Along with today's 4.5 release, Metasploit hit a thousand exploits.

So, what does that mean? Well, let's take a look, historically.

When Metasploit 1.0 was released on October 6, 2003, it boasted all of 11 exploits, according to this mailing list post. Now, this is 9 years ago, so an announcement on a mailing list of more than one exploit was pretty novel, and "a ton of new ones" were "on the way."

About six months later, Metasploit 2.0 was released. This April 7, 2004 edition of Metasploit had 18 exploits, a 63% jump. Not bad for 2004 -- that was practically one new exploit a month from one project! These guys were clearly Serious Business.

Over the next three years, Metasploit attracts the attention of basically everyone in the security research community, HD begins and ends the Month of Browser Bugs, and incidentally the Framework gets completely rewritten in Ruby (up until now, the Metasploit Framework had been written in Perl). Upon Metasploit 3.0's release on March 27, 2007, the project commands 177 exploits. That's 159 new exploits over about 36 months, right around 4.4 exploits per month, so let's just round it out and figure this period saw about one new exploit per week. Things are picking up steam.

On August 1, 2011, Metasploit 4.0 was released. In the interim, the Metasploit Framework got picked up by Rapid7 (thanks guys!), so people started getting paid, full-time, to write and help others write exploits. We have a couple products come up in this time -- Metasploit Community and Metasploit Pro, so we have a whole new slew of users. This release sees 716 exploits, at least according to commit 65a3c0. Since 3.0, 716 exploits means 557 new exploits. The lag from 3.0 is four years and four months -- 1588 days, to be precise, right about 227 weeks. (557 / 227) is right about 2.4 exploits per week over this scale, or twice as many as the jump from 2.0 to 3.0.

That brings us to today -- December 7, 2012. Using the 1000 exploits figure as of Metasploit 4.5, it took us 70.5 weeks to pick up those 284 new exploits. That's an average of four new exploits a week since 4.0's release. I guess we don't work on Fridays. Incidentally, we have 562 auxiliary modules and 164 post modules as of this moment, too, and those are no small feat, either, and there's lots of interesting and important work being done there, too.

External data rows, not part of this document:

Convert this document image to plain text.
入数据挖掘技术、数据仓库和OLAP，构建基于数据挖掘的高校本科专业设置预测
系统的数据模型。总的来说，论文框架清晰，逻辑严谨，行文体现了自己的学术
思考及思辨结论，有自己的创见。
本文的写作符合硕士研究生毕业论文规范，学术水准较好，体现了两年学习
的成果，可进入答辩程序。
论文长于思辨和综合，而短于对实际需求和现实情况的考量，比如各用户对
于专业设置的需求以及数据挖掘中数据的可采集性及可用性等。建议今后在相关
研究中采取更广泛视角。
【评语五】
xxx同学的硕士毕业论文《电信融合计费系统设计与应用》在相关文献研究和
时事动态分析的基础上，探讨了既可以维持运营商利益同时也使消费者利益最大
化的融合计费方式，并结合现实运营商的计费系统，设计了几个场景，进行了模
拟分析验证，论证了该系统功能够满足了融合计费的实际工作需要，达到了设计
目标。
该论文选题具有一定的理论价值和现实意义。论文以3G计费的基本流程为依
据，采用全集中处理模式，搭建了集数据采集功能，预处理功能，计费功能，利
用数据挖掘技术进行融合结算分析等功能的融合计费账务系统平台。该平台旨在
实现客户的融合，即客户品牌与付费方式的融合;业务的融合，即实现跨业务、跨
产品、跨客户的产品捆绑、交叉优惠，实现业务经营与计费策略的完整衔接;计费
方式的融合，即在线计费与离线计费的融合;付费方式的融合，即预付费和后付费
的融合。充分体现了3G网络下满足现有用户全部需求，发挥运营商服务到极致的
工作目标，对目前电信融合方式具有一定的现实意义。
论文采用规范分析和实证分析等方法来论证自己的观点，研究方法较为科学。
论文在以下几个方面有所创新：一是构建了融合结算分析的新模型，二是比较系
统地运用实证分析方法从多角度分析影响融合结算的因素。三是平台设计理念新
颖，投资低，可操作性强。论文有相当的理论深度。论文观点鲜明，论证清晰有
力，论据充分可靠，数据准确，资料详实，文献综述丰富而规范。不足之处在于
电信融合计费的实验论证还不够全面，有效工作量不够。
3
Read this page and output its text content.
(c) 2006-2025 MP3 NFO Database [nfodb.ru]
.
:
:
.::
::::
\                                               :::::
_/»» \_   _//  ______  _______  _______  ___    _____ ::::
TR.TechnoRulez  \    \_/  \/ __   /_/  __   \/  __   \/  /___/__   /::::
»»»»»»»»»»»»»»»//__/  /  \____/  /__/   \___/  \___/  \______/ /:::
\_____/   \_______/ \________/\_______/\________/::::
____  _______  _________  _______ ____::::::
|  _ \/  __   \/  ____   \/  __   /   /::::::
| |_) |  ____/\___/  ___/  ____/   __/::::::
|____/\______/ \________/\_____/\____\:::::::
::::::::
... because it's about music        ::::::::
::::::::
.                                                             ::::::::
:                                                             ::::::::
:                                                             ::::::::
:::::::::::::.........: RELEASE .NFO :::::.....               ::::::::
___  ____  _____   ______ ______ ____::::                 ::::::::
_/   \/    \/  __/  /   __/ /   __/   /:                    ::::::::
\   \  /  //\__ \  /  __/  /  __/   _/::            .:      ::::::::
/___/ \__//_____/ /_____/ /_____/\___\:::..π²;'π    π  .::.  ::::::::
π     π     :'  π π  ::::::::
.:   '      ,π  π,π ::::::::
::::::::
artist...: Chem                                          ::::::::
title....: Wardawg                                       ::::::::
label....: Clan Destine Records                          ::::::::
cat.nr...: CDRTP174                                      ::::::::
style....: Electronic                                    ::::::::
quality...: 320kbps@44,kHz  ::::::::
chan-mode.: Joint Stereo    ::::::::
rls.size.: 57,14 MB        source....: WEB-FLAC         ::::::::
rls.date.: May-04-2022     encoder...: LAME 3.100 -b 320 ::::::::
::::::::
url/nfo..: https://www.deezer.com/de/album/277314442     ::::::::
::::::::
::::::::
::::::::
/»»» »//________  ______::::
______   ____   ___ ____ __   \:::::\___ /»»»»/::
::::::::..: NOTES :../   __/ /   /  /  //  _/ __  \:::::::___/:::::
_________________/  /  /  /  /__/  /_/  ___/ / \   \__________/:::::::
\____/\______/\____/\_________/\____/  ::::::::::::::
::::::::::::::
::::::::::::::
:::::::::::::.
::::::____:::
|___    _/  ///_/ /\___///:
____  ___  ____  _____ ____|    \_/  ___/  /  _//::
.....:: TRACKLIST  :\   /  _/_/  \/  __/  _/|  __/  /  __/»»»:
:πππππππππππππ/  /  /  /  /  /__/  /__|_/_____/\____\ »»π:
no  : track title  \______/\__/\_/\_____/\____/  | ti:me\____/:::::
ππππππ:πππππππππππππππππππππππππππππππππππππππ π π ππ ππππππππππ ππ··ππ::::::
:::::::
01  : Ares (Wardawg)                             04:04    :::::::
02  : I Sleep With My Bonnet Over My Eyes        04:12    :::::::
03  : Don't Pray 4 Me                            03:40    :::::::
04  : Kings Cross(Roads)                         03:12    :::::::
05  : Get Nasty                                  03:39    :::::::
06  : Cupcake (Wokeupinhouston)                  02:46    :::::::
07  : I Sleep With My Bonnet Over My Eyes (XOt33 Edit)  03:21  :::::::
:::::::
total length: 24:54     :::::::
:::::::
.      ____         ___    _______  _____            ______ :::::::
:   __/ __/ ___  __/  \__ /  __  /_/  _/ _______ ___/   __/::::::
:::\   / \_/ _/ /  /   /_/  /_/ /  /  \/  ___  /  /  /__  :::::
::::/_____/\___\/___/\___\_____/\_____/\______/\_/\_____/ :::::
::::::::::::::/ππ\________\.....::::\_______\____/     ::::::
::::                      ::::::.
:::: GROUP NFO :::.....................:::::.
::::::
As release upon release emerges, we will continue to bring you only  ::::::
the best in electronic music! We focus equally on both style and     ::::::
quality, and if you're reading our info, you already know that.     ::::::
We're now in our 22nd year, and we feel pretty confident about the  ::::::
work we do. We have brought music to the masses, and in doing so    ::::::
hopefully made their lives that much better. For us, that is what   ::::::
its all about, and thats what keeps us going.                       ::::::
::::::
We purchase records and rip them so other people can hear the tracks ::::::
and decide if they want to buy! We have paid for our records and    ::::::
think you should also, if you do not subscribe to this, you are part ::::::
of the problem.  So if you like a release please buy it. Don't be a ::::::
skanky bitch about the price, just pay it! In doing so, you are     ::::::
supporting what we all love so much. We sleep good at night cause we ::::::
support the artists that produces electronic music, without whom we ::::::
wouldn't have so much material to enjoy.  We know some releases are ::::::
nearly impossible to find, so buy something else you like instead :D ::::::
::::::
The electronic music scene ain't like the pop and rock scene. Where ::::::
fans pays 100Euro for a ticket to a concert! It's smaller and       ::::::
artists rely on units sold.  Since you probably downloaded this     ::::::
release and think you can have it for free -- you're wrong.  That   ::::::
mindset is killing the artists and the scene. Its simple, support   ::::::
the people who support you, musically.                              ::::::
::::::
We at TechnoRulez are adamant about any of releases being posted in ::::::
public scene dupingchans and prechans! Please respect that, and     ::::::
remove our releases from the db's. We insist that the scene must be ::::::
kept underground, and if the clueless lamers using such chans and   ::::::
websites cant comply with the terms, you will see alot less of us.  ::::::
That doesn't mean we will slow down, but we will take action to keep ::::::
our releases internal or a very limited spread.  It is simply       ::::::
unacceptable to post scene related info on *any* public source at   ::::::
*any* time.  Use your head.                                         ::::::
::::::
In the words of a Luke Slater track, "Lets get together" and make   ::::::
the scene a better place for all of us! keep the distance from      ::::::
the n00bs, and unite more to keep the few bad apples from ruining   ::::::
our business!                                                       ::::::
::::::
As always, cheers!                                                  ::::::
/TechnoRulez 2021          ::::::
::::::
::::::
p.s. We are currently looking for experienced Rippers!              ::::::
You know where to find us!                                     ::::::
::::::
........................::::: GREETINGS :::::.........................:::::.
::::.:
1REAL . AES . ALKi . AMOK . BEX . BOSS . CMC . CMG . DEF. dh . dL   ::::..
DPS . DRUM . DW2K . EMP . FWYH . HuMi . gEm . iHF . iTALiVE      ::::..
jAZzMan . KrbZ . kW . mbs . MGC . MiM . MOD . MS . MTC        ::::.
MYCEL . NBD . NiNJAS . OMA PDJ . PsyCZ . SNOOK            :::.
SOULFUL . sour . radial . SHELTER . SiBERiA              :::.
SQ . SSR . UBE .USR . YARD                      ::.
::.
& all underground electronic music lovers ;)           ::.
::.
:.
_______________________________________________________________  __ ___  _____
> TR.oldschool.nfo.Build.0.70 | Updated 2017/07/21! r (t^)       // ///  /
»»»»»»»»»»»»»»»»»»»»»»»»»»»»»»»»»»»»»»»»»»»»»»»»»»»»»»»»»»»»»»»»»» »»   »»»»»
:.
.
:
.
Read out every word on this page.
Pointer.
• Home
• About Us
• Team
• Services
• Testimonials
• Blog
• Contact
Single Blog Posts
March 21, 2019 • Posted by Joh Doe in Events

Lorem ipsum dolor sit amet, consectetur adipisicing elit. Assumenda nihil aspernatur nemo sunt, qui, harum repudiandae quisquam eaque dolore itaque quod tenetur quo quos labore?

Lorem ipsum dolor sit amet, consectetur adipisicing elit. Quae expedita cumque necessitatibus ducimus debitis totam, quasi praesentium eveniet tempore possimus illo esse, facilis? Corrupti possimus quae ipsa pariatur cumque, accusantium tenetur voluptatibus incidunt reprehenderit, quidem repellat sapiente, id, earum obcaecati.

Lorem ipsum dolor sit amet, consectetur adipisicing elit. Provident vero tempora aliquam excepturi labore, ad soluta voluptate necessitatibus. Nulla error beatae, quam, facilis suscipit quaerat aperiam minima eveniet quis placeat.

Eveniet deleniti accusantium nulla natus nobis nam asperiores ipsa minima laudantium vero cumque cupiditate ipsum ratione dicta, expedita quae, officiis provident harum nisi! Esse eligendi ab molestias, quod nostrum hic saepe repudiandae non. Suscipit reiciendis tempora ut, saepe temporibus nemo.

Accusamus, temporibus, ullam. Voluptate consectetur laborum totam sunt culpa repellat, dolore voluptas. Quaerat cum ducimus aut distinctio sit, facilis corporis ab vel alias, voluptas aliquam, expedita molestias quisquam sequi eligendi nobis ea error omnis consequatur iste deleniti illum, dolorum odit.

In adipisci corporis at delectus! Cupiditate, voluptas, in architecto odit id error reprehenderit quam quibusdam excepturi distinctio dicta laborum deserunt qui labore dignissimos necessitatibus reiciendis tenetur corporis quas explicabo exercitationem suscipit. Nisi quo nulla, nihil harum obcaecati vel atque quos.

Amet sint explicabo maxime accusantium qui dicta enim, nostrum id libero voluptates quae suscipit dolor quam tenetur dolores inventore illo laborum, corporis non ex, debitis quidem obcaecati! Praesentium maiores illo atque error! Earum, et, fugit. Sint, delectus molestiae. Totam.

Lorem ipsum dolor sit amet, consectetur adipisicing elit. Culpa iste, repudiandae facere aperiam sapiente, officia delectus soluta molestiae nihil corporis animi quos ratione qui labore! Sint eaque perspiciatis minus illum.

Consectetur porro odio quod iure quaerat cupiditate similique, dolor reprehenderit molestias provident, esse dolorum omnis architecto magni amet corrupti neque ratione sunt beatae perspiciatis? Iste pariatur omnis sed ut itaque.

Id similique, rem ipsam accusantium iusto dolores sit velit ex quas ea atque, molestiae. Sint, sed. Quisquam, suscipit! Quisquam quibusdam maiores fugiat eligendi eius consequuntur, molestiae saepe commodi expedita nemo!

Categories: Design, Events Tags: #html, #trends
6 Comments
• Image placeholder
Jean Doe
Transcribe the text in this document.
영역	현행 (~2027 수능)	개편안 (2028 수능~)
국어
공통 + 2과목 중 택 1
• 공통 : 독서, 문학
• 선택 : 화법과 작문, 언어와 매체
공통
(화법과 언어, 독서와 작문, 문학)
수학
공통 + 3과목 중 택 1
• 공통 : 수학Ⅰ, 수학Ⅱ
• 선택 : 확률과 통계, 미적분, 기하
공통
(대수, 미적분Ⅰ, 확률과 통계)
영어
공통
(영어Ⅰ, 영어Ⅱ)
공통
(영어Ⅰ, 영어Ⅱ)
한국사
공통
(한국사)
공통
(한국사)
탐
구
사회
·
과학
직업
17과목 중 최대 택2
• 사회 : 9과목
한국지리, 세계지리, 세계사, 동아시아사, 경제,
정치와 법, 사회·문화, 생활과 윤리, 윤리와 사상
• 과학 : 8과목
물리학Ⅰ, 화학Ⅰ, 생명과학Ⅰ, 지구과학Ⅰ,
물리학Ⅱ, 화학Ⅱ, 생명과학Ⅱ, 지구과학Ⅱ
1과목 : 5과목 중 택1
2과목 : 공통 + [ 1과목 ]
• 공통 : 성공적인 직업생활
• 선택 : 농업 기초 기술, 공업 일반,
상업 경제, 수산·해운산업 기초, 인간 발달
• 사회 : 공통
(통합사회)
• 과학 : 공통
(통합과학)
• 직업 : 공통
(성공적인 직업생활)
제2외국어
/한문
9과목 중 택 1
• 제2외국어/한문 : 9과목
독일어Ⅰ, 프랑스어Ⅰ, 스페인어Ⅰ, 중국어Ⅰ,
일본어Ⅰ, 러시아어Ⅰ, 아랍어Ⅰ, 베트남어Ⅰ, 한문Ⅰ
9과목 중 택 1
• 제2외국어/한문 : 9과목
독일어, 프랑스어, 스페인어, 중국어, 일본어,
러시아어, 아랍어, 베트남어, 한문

The growth of Metasploit Framework and the Metasploit products over the years have been amazing and humbling. Anyone can see that we don't write all or even half of these exploits -- they come from researchers, hobbyists, and hackers from around the world, and all of you had the thought to share your knowledge, skill, and expertise with us. Thank you for that. Thanks also to Rapid7 for recognizing the power and positivity of the open source security movement. I'm honored to be a part of this project, and can't wait to clock another thousand exploits.